Saturday, April 09, 2011

Girls & boys

The radio was playing quietly in the background late one evening this week, I was listening with only half an ear at best, when I was suddenly grabbed by what sounded like an old Pathé newsreel. It said something like:

Before the birth the whole country was praying for a boy. But now we are over our disappointment & everybody loves Princess Margaret Rose

This in the same week that the newspapers were reporting that the latest census results show a further deterioration in the Indian sex ratio.

These days selective abortion is blamed, but I first became aware of this phenomenon back around the mid-1970s, when looking at a UN digest of results of the 1970/1 round of censuses, which showed that India & China were the only two (of the reporting countries) with a population consisting of more men than women.

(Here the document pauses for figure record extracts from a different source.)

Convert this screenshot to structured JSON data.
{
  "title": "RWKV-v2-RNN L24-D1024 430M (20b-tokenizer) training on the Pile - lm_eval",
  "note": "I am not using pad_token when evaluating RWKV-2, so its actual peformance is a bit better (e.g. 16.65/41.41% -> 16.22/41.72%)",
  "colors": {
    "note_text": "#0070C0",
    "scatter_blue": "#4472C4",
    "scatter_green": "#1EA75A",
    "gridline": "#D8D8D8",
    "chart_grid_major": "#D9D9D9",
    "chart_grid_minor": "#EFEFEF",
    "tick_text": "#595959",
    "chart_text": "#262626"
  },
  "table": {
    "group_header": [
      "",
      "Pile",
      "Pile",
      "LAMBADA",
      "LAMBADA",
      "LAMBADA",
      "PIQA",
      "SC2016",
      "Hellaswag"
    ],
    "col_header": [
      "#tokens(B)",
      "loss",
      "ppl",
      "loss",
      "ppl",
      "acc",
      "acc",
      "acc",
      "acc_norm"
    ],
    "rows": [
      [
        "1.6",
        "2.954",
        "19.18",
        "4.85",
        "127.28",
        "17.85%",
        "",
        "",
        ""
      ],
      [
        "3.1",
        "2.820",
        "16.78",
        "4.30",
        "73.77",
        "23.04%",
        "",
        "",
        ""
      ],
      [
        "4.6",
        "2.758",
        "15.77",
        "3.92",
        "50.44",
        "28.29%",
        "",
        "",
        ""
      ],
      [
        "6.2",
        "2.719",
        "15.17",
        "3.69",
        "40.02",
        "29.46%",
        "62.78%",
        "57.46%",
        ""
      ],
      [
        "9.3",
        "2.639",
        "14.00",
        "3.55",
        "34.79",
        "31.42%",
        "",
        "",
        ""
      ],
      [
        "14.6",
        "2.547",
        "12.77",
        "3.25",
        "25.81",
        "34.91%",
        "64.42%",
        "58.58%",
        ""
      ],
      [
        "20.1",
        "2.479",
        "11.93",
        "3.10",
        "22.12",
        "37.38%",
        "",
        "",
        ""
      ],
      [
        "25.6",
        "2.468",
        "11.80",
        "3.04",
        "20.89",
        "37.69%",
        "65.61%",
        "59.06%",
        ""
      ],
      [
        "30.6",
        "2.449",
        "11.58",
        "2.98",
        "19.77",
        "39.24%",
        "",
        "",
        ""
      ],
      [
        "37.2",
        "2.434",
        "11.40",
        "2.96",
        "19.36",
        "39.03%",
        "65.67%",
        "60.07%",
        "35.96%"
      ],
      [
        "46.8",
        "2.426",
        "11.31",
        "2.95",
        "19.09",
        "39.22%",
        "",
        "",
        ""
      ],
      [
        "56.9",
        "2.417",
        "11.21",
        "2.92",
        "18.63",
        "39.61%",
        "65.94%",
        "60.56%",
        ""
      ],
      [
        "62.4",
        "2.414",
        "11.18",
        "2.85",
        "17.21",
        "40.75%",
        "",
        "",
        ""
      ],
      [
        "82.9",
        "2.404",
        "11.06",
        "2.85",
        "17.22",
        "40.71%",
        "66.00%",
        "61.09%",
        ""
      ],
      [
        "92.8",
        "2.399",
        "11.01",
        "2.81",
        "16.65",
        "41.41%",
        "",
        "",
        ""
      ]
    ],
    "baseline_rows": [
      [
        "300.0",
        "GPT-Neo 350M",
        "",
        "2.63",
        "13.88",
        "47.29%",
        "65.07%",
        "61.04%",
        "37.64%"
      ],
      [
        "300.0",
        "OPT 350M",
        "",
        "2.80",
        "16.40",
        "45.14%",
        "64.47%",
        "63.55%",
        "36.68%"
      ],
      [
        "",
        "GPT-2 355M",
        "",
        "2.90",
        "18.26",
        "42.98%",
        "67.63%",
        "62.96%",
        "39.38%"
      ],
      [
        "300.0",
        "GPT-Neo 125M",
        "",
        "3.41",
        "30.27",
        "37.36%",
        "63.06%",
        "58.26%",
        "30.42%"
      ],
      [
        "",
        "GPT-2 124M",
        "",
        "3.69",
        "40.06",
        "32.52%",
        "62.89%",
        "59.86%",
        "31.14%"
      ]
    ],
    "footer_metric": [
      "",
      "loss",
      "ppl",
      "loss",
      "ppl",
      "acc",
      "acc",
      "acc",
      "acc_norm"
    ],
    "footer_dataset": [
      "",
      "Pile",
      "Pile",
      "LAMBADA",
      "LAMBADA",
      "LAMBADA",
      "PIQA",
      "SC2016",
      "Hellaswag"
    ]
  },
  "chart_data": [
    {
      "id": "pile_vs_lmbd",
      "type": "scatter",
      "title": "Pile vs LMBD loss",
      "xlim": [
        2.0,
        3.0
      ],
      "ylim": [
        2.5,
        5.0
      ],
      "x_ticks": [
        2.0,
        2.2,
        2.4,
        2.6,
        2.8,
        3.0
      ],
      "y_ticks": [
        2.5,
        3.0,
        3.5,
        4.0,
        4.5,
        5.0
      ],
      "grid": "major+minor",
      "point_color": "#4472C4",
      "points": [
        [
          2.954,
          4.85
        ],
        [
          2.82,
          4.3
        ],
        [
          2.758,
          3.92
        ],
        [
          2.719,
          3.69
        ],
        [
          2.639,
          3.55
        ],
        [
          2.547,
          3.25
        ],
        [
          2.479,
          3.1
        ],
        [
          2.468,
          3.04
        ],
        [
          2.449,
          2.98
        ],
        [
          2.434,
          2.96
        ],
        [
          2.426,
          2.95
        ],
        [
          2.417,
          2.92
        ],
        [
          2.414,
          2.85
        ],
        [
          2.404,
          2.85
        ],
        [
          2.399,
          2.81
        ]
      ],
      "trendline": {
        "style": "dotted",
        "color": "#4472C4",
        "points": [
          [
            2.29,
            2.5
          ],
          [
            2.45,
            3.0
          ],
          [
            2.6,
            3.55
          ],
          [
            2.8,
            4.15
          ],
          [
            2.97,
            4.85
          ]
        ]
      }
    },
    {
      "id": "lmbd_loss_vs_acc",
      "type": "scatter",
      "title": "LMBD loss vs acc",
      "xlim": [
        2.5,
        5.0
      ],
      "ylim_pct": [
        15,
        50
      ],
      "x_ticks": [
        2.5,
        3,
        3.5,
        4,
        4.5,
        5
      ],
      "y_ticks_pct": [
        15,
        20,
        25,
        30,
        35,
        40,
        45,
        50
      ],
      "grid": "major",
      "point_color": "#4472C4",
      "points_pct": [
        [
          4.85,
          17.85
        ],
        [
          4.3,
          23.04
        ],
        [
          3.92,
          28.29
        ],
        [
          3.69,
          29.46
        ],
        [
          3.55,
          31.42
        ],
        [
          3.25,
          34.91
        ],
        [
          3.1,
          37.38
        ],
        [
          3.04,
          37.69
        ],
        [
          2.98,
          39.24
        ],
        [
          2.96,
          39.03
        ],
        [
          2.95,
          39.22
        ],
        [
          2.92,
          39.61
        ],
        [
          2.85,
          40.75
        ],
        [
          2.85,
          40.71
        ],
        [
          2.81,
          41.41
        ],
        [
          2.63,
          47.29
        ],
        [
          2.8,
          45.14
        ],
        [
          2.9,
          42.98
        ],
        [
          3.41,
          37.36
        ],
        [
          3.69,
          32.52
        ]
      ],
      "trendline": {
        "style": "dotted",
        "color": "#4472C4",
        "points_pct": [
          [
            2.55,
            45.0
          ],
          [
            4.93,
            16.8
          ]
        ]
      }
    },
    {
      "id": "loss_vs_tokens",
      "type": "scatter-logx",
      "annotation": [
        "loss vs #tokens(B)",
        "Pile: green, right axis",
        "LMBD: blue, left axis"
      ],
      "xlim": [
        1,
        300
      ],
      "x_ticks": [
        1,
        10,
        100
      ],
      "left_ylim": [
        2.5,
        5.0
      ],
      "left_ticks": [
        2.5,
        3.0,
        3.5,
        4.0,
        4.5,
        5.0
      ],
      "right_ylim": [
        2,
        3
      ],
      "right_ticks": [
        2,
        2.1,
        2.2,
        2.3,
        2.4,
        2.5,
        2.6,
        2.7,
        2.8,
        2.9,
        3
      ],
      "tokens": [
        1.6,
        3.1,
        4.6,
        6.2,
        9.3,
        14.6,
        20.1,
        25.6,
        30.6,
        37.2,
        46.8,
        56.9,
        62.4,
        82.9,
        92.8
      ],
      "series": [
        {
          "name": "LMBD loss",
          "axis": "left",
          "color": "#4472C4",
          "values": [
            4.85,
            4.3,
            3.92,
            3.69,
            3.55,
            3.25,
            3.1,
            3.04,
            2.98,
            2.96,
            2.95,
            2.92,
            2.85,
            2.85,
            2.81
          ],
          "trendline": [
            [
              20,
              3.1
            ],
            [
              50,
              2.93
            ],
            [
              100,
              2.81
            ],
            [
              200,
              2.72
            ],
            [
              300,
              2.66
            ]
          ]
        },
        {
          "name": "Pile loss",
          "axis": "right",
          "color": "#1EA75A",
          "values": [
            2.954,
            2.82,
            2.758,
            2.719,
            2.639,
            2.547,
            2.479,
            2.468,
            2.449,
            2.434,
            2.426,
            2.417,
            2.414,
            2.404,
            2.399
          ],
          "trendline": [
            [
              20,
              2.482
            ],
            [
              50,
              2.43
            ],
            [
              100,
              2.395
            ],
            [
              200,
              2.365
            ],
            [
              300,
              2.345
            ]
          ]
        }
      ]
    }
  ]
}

I discovered the sex ratio, which the demographic textbooks put at a natural 105 boy babies born for every 100 girls, in the early 1970s; although this fluctuated, across time & space, it was said rarely to go outside the range 102 – 108. Higher mortality in males means that at some point females start to outnumber males, by a factor of 2 or more by the time you get to the highest age groups. In this country at that time there were more than three times as many women as there were men aged over 75, so the overall result is that typically the population of all ages in a country splits about 52 women to 48 men.

Selective abortion was not an option in those days, since there was no easily available, reliable method of determining the sex of a foetus. Was infanticide still widespread?

One contemporary study I found (just in Madras, if memory serves) said not, except possibly in a few isolated rural areas. The explanation lay in the fact that poor families just took less care of girls, in the sense that they got to eat only after their brothers had fed from the best the family could offer. And, if they were ill, the family would not pay for expert medical attention, scrape together the money to take them to a hospital – perhaps involving a trip of many miles & several days’ absence from working in the fields for at least one parent. The village healer was the best it got for a girl.

We express outrage at the modern attitude to the value of a girl, but just look at how recently the English could openly express such sentiments. Princess Margaret was born in 1930.

We even, in the 1980s, breathed a sigh of relief that Princess Diana managed to get all that out of the way by producing an heir & a spare in almost the shortest possible time.